Based upon the foregoing, and having regard for such legal
considerations as we have deemed relevant, we are of the opinion that:
(i) the Indentures, the Debt Warrant Agreement, the Universal Warrant
Agreement, the Unit Agreement, the Unit Agreement Without Holders' Obligations,
the Deposit Agreement and the Securities have been duly authorized by the
Company;
(ii) when the Debt Warrant Agreement, the Universal Warrant Agreement
and the Unit Agreement and/or the Unit Agreement Without Holders' Obligations,
as applicable, have been duly executed and delivered by the Company and the Debt
Securities, the Debt Warrants, the Universal Warrants, the Purchase Contracts
and the Units have been duly executed and issued in accordance with the
provisions of the applicable Indenture, the Debt Warrant Agreement, the
Universal Warrant Agreement, the Unit Agreement, and/or the Unit Agreement
Without Holders' Obligations, as applicable, respectively, and duly paid for by
the purchasers thereof in the manner and on the terms described in the
Registration Statement (after it is declared effective), all required corporate
action will have been taken with respect to the issuance and sale of the Debt
Securities, the Debt Warrants, the Universal Warrants, the Purchase Contracts
and the Units and such Securities will have been validly issued and will
constitute valid and binding obligations of the Company, enforceable in
accordance with their terms;
(iii) when the shares of Preferred Stock have been duly issued and paid
for by the purchasers thereof in the manner and on the terms described in the
Registration Statement (after it is declared effective), such shares of
Preferred Stock will be duly and validly issued, fully paid and nonassessable;
and
(iv) when the Deposit Agreement has been duly executed and delivered by
the Company and, if applicable, when the Depositary Shares have been duly issued
and paid for by the purchasers thereof in the manner and on the terms described
in the Registration Statement (after it is declared effective), such Depositary
Shares, if applicable, will represent legal and valid interests in the
corresponding shares of Preferred Stock.
The opinions set forth herein are limited to matters of the laws of the
State of New York and the General Corporation Law of the State of Delaware. Any
opinion expressed herein as to enforceability is qualified in that such
enforceability may be limited by (i) bankruptcy, insolvency, reorganization,
liquidation, moratorium and other similar laws affecting creditors' rights
generally, (ii) general principles of equity, regardless of whether such
enforcement is considered at a proceeding in equity or at law, (iii)

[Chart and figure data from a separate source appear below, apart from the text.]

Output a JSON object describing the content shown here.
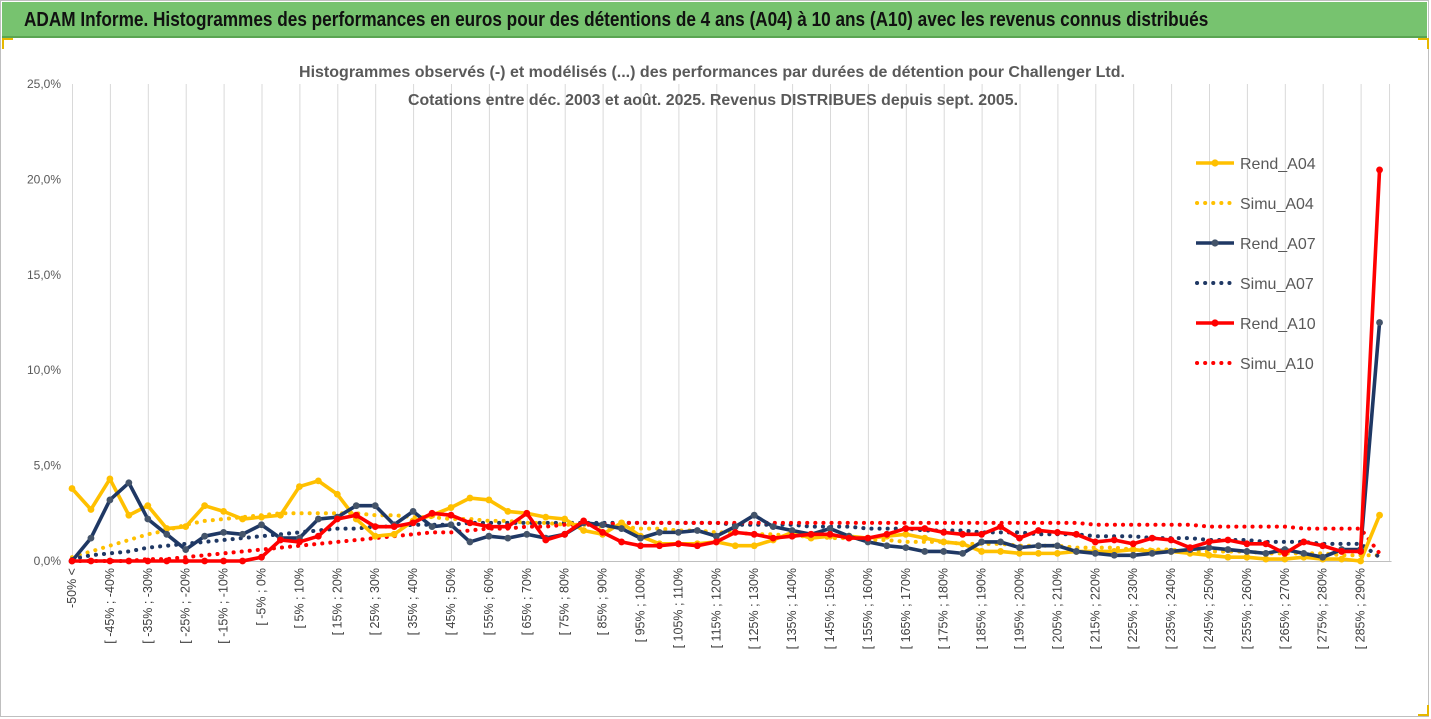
{
  "banner": {
    "title": "ADAM Informe. Histogrammes des performances en euros pour des détentions de 4 ans (A04) à 10 ans (A10) avec les revenus connus distribués",
    "color": "#77c36f"
  },
  "chart_data": {
    "type": "line",
    "title": "Histogrammes observés (-) et modélisés (...) des performances par durées de détention pour Challenger Ltd.",
    "subtitle": "Cotations entre déc. 2003 et août. 2025. Revenus DISTRIBUES depuis sept. 2005.",
    "xlabel": "",
    "ylabel": "",
    "ylim": [
      0,
      25
    ],
    "y_ticks": [
      "0,0%",
      "5,0%",
      "10,0%",
      "15,0%",
      "20,0%",
      "25,0%"
    ],
    "grid": "vertical",
    "legend_position": "right",
    "x_tick_labels": [
      "-50% <",
      "[ -45% ; -40%",
      "[ -35% ; -30%",
      "[ -25% ; -20%",
      "[ -15% ; -10%",
      "[ -5% ; 0%",
      "[ 5% ; 10%",
      "[ 15% ; 20%",
      "[ 25% ; 30%",
      "[ 35% ; 40%",
      "[ 45% ; 50%",
      "[ 55% ; 60%",
      "[ 65% ; 70%",
      "[ 75% ; 80%",
      "[ 85% ; 90%",
      "[ 95% ; 100%",
      "[ 105% ; 110%",
      "[ 115% ; 120%",
      "[ 125% ; 130%",
      "[ 135% ; 140%",
      "[ 145% ; 150%",
      "[ 155% ; 160%",
      "[ 165% ; 170%",
      "[ 175% ; 180%",
      "[ 185% ; 190%",
      "[ 195% ; 200%",
      "[ 205% ; 210%",
      "[ 215% ; 220%",
      "[ 225% ; 230%",
      "[ 235% ; 240%",
      "[ 245% ; 250%",
      "[ 255% ; 260%",
      "[ 265% ; 270%",
      "[ 275% ; 280%",
      "[ 285% ; 290%"
    ],
    "x_count": 70,
    "series": [
      {
        "name": "Rend_A04",
        "style": "solid",
        "color": "#ffc000",
        "values": [
          3.8,
          2.7,
          4.3,
          2.4,
          2.9,
          1.7,
          1.8,
          2.9,
          2.6,
          2.2,
          2.3,
          2.4,
          3.9,
          4.2,
          3.5,
          2.2,
          1.3,
          1.4,
          2.1,
          2.4,
          2.8,
          3.3,
          3.2,
          2.6,
          2.5,
          2.3,
          2.2,
          1.6,
          1.4,
          2.0,
          1.3,
          0.9,
          0.9,
          0.9,
          1.0,
          0.8,
          0.8,
          1.1,
          1.5,
          1.2,
          1.3,
          1.3,
          1.2,
          1.3,
          1.4,
          1.2,
          1.0,
          0.9,
          0.5,
          0.5,
          0.4,
          0.4,
          0.4,
          0.5,
          0.5,
          0.5,
          0.6,
          0.5,
          0.5,
          0.4,
          0.3,
          0.2,
          0.2,
          0.1,
          0.1,
          0.2,
          0.1,
          0.1,
          0.0,
          2.4
        ]
      },
      {
        "name": "Simu_A04",
        "style": "dotted",
        "color": "#ffc000",
        "values": [
          0.2,
          0.5,
          0.8,
          1.1,
          1.4,
          1.6,
          1.9,
          2.1,
          2.2,
          2.3,
          2.4,
          2.5,
          2.5,
          2.5,
          2.5,
          2.5,
          2.4,
          2.4,
          2.3,
          2.3,
          2.2,
          2.2,
          2.1,
          2.1,
          2.0,
          2.0,
          1.9,
          1.9,
          1.8,
          1.8,
          1.7,
          1.7,
          1.6,
          1.6,
          1.5,
          1.5,
          1.4,
          1.4,
          1.3,
          1.3,
          1.2,
          1.2,
          1.1,
          1.1,
          1.0,
          1.0,
          1.0,
          0.9,
          0.9,
          0.9,
          0.8,
          0.8,
          0.8,
          0.7,
          0.7,
          0.7,
          0.6,
          0.6,
          0.6,
          0.5,
          0.5,
          0.5,
          0.5,
          0.4,
          0.4,
          0.4,
          0.4,
          0.3,
          0.3,
          0.3
        ]
      },
      {
        "name": "Rend_A07",
        "style": "solid",
        "color": "#1f3864",
        "values": [
          0.0,
          1.2,
          3.2,
          4.1,
          2.2,
          1.4,
          0.6,
          1.3,
          1.5,
          1.4,
          1.9,
          1.2,
          1.2,
          2.2,
          2.3,
          2.9,
          2.9,
          1.9,
          2.6,
          1.8,
          1.9,
          1.0,
          1.3,
          1.2,
          1.4,
          1.2,
          1.4,
          2.0,
          1.9,
          1.7,
          1.2,
          1.5,
          1.5,
          1.6,
          1.3,
          1.8,
          2.4,
          1.8,
          1.6,
          1.4,
          1.7,
          1.3,
          1.0,
          0.8,
          0.7,
          0.5,
          0.5,
          0.4,
          1.0,
          1.0,
          0.7,
          0.8,
          0.8,
          0.5,
          0.4,
          0.3,
          0.3,
          0.4,
          0.5,
          0.6,
          0.7,
          0.6,
          0.5,
          0.4,
          0.6,
          0.4,
          0.2,
          0.6,
          0.6,
          12.5
        ]
      },
      {
        "name": "Simu_A07",
        "style": "dotted",
        "color": "#1f3864",
        "values": [
          0.1,
          0.3,
          0.4,
          0.5,
          0.7,
          0.8,
          0.9,
          1.0,
          1.1,
          1.2,
          1.3,
          1.4,
          1.5,
          1.6,
          1.7,
          1.7,
          1.8,
          1.8,
          1.9,
          1.9,
          1.9,
          2.0,
          2.0,
          2.0,
          2.0,
          2.0,
          2.0,
          2.0,
          2.0,
          2.0,
          2.0,
          2.0,
          2.0,
          2.0,
          2.0,
          1.9,
          1.9,
          1.9,
          1.9,
          1.8,
          1.8,
          1.8,
          1.7,
          1.7,
          1.7,
          1.6,
          1.6,
          1.6,
          1.5,
          1.5,
          1.5,
          1.4,
          1.4,
          1.4,
          1.3,
          1.3,
          1.3,
          1.2,
          1.2,
          1.2,
          1.1,
          1.1,
          1.1,
          1.0,
          1.0,
          1.0,
          0.9,
          0.9,
          0.9,
          0.2
        ]
      },
      {
        "name": "Rend_A10",
        "style": "solid",
        "color": "#ff0000",
        "values": [
          0.0,
          0.0,
          0.0,
          0.0,
          0.0,
          0.0,
          0.0,
          0.0,
          0.0,
          0.0,
          0.2,
          1.1,
          1.0,
          1.3,
          2.2,
          2.4,
          1.8,
          1.8,
          2.0,
          2.5,
          2.4,
          2.0,
          1.8,
          1.8,
          2.5,
          1.1,
          1.4,
          2.1,
          1.5,
          1.0,
          0.8,
          0.8,
          0.9,
          0.8,
          1.0,
          1.5,
          1.4,
          1.2,
          1.3,
          1.4,
          1.4,
          1.2,
          1.2,
          1.4,
          1.7,
          1.7,
          1.5,
          1.4,
          1.4,
          1.8,
          1.2,
          1.6,
          1.5,
          1.4,
          1.0,
          1.1,
          0.9,
          1.2,
          1.1,
          0.7,
          1.0,
          1.1,
          0.9,
          0.9,
          0.4,
          1.0,
          0.8,
          0.5,
          0.5,
          20.5
        ]
      },
      {
        "name": "Simu_A10",
        "style": "dotted",
        "color": "#ff0000",
        "values": [
          0.0,
          0.0,
          0.0,
          0.0,
          0.1,
          0.1,
          0.2,
          0.3,
          0.4,
          0.5,
          0.6,
          0.7,
          0.8,
          0.9,
          1.0,
          1.1,
          1.2,
          1.3,
          1.4,
          1.5,
          1.5,
          1.6,
          1.7,
          1.7,
          1.8,
          1.8,
          1.9,
          1.9,
          1.9,
          2.0,
          2.0,
          2.0,
          2.0,
          2.0,
          2.0,
          2.0,
          2.0,
          2.0,
          2.0,
          2.0,
          2.0,
          2.0,
          2.0,
          2.0,
          2.0,
          2.0,
          2.0,
          2.0,
          2.0,
          2.0,
          2.0,
          2.0,
          2.0,
          2.0,
          1.9,
          1.9,
          1.9,
          1.9,
          1.9,
          1.9,
          1.8,
          1.8,
          1.8,
          1.8,
          1.8,
          1.7,
          1.7,
          1.7,
          1.7,
          0.4
        ]
      }
    ]
  }
}
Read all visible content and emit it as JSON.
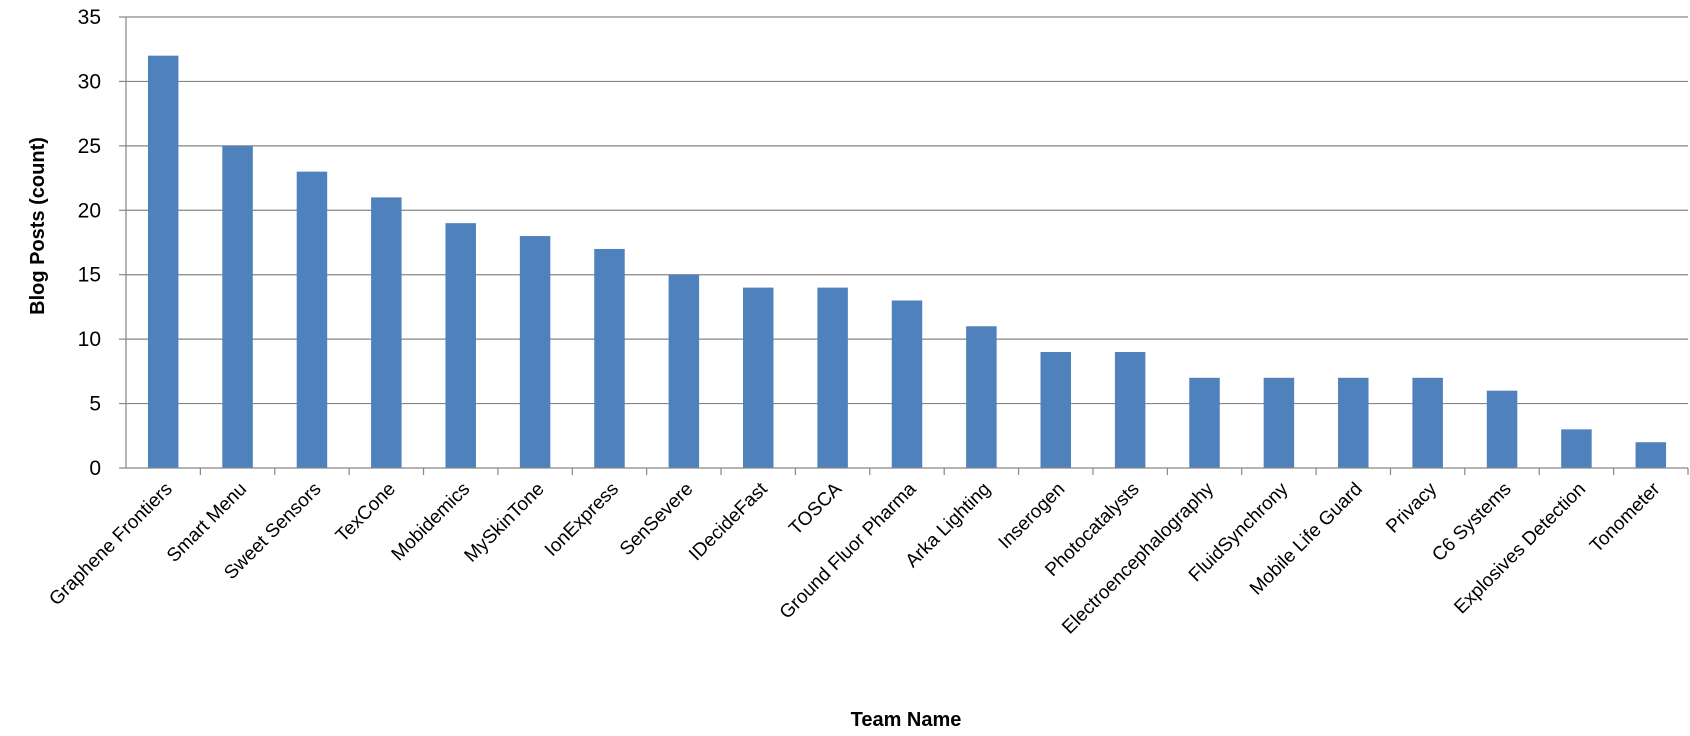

requirements that a claim with respect to the Notes, which are denominated in a
foreign currency (or a foreign currency judgment in respect of such claim), be
converted into United States dollars at a rate of exchange prevailing on a date
determined pursuant to applicable law or (iv) governmental authority to limit,
delay or prohibit making payments in foreign currency or currency units or
payments outside the United States. We hereby consent to the filing of this
opinion as an exhibit to the Registration Statement and to the reference to our
firm appearing under the caption "Legal Matters" in the related Prospectus. In
giving such consent, we do not thereby admit that we are in the category of
persons whose consent is required under Section 7 of the Securities Act.